In practice, you typically use a self-join to query hierarchical data or to compare rows within the same table.

  • Imagine we need to compare a column of each row with all other rows in that table, and get a result set of only the rows that pass a certain condition
    • ex. we have a table temperature_readings that include both the high and low for the day. What we conceptually need to do is take row1 and compare it to every other row. Then we take row2 and compare it to every other row, and so on. Conceptually, this is like a nested for loop, where w1 is the outer loop and w2 is the inner loop:
select
     w1.city,
     w1.temp_lo as low,
     w1.temp_hi as high,
     w2.city,
     w2.temp_lo as low,
     w2.temp_hi as high
 from weather w1, weather w2
 where w1.temp_lo < w2.temp_lo
 and w1.temp_hi > w2.temp_hi;

With self joins, we need to use an alias because you cannot refer to the same table more than once in a query, so we assign it a name when it is joining against itself

  • since we are using 2 versions of the same table, we should give both an alias.

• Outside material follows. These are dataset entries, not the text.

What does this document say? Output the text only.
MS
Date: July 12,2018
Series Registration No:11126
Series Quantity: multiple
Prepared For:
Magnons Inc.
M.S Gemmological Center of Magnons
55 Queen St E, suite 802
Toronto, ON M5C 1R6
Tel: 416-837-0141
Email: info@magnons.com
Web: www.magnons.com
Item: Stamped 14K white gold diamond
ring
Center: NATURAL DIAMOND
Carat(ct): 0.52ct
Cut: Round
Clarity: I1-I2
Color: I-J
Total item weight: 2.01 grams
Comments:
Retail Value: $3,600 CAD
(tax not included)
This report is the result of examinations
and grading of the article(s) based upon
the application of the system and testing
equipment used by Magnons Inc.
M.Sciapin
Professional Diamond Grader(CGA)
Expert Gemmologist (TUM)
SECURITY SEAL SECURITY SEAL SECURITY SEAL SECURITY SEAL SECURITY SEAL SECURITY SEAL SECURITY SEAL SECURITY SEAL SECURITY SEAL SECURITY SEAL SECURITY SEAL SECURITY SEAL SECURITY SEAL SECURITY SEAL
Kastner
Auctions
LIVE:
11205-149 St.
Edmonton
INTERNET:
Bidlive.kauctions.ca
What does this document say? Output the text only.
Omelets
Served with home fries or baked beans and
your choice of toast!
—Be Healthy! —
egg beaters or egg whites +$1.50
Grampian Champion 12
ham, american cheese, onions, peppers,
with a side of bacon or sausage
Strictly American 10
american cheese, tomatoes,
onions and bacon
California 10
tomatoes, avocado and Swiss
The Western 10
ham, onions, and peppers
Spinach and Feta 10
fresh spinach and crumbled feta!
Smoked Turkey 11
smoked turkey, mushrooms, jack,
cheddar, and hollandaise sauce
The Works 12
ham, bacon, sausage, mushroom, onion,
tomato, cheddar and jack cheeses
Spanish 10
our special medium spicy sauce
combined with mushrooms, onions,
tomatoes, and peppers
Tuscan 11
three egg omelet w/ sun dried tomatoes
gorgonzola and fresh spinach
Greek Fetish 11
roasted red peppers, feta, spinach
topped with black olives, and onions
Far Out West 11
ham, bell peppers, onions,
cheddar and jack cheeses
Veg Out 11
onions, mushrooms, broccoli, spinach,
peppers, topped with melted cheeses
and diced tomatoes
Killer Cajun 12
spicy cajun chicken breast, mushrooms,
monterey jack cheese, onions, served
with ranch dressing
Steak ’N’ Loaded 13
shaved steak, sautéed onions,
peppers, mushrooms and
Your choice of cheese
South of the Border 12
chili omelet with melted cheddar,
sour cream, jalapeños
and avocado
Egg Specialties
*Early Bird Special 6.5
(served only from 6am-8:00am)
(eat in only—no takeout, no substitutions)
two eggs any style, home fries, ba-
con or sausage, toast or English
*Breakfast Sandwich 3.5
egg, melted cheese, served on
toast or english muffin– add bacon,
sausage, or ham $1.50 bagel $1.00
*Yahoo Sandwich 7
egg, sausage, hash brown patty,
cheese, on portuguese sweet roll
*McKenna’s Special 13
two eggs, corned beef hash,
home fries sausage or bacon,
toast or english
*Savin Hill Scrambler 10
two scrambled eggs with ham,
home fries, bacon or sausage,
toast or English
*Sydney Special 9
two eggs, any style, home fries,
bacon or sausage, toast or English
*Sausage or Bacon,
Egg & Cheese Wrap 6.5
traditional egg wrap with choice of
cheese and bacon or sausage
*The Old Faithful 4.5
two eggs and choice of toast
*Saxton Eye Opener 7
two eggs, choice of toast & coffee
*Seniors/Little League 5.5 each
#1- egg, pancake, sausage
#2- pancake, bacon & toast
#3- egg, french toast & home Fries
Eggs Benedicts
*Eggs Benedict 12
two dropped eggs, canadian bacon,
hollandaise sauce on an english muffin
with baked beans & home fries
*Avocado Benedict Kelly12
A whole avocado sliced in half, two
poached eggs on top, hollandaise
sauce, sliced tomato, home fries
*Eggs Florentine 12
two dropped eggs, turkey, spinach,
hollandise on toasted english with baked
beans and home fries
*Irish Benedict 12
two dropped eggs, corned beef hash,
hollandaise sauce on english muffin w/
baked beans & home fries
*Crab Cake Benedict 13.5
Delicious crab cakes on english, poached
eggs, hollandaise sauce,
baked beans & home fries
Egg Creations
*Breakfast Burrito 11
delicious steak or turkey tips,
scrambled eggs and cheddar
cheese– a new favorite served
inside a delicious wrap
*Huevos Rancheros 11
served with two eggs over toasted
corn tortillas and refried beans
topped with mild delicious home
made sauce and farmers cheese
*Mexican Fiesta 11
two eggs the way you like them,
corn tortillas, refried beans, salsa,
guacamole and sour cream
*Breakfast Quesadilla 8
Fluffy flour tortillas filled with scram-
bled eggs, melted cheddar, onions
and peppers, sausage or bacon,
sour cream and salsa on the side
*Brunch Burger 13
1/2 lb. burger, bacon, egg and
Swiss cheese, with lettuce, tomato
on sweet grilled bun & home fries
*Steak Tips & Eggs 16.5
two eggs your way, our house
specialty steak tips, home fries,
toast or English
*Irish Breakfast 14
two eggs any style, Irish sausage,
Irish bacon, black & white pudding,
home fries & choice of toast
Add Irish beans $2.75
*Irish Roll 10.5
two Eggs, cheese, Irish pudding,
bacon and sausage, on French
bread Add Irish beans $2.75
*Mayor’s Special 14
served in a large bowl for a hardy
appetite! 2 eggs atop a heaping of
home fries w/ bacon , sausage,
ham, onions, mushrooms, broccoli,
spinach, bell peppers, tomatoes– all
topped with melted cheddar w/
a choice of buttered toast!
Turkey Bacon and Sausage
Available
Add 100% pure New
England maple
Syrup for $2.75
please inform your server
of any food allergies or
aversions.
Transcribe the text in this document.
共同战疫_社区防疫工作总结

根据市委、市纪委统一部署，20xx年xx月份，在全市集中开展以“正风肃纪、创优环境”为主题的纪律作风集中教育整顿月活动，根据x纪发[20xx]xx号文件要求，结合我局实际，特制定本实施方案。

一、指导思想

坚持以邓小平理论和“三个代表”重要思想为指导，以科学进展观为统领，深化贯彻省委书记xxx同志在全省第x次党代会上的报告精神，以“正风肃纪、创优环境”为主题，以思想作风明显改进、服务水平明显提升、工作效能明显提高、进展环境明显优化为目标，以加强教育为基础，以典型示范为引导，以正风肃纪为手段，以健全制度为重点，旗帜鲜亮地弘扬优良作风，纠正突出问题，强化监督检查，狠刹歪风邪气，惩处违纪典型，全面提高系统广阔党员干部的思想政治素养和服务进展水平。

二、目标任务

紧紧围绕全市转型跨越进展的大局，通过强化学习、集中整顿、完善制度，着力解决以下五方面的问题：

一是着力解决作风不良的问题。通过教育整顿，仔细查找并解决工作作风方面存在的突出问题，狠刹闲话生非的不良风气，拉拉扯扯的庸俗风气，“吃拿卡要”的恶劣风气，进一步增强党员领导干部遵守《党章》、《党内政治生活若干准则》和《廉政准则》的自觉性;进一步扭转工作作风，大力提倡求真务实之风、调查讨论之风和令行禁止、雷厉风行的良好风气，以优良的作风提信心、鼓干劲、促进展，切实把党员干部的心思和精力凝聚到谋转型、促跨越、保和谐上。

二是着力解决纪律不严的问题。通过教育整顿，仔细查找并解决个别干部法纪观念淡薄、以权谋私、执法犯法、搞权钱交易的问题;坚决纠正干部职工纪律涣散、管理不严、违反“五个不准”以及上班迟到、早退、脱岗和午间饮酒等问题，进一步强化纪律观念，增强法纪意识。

For example in the below example, give alias m for the manager's version and e for the employee's version
  • why use aliases?

Two reasons for using a self-join:

  1. query parents/child relationship stored in a table
    • ex. in employee table, demonstrate relationship between employee_id and reports_to columns. Here, the employee's reports_to would match up with the manager's employee_id
      • INNER JOIN employees m ON m.employeeid = e.reportsto
  2. obtain running totals